## Thursday, June 11, 2015

### 99 Clojure Problems – 59: Construct Height-Balanced Binary Trees

"In a height-balanced binary tree, the following property holds for every node: The height of its left subtree and the height of its right subtree are almost equal, which means their difference is not greater than one.

Write a method to construct height-balanced binary trees for a given height with a supplied value for the nodes. The function should generate all solutions."

### Example

```ninety-nine-clojure.bintrees> (height-balanced-trees 2 'x)
([x [x nil nil] [x nil nil]] [x [x nil nil] nil] [x nil [x nil nil]])
```

### Discussion

To get some intuition for this problem we can distinguish tree cases:
1. The left subtree has the same length as the right subtree
2. The left subtree is shorter by one level
3. The right subtree is shorter by one level
If we combine all three cases via concat we have our solution. We generate the solutions by recursively calling the function with the heights h-1 and h-2. We don't have to generate the 'short' versions of the left and right subtrees separately.
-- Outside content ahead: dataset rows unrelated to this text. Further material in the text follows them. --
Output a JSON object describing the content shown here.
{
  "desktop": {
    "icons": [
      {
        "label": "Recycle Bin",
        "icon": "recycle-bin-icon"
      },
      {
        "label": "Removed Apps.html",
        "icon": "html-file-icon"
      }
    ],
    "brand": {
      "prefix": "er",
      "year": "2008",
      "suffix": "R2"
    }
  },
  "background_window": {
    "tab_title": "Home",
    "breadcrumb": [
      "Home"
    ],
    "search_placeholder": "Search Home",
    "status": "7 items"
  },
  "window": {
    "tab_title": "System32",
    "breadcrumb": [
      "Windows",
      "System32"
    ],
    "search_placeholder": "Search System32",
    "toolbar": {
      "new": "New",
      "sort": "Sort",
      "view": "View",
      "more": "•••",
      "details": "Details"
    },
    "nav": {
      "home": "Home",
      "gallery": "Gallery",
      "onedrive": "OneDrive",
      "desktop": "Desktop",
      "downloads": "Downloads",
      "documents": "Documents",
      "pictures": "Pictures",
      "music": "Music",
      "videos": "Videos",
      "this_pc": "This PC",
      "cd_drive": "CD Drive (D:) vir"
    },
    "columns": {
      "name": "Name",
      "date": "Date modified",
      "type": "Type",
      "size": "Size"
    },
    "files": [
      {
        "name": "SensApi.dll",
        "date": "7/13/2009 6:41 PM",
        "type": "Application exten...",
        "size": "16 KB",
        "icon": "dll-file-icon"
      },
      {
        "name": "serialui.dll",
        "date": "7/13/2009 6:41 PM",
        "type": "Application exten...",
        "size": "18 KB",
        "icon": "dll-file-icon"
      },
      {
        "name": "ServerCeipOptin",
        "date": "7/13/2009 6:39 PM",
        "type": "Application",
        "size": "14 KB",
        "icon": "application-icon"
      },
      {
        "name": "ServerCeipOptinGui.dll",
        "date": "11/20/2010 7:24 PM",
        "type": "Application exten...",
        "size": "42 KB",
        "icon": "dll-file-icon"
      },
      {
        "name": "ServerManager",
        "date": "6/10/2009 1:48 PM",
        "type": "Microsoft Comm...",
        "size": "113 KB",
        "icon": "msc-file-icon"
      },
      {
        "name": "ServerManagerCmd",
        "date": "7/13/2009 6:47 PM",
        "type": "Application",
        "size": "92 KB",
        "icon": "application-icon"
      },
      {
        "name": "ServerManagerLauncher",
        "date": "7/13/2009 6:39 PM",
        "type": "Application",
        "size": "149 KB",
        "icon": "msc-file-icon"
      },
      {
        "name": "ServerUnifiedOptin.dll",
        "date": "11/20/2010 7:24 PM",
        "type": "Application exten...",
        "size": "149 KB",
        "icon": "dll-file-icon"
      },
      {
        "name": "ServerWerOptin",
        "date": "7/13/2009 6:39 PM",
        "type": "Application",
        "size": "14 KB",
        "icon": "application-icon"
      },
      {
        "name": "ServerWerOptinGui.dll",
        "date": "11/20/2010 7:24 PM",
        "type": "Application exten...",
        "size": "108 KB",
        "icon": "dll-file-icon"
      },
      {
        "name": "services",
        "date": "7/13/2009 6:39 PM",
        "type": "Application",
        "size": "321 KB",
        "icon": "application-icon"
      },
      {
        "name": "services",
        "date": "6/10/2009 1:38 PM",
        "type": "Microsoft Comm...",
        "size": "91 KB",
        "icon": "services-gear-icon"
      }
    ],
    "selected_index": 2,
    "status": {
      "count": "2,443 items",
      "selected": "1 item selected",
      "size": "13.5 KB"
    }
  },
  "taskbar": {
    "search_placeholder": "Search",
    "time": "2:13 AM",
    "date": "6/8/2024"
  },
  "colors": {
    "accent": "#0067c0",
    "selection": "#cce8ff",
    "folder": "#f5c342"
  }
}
We can just create both combinations (left shorter/right shorter) with just one copy of the lower subtrees (h-2) and one copy of the higher subtrees (h-1). Still, there is some redundant computation going on as the h-1 contains also the h-2 subtrees. Memoization might help here.

The practical applicability of the function just created as described is somewhat limited as the number of height balanced binary trees grows exponentially. For our test case we therefore just look at trees up to five levels high.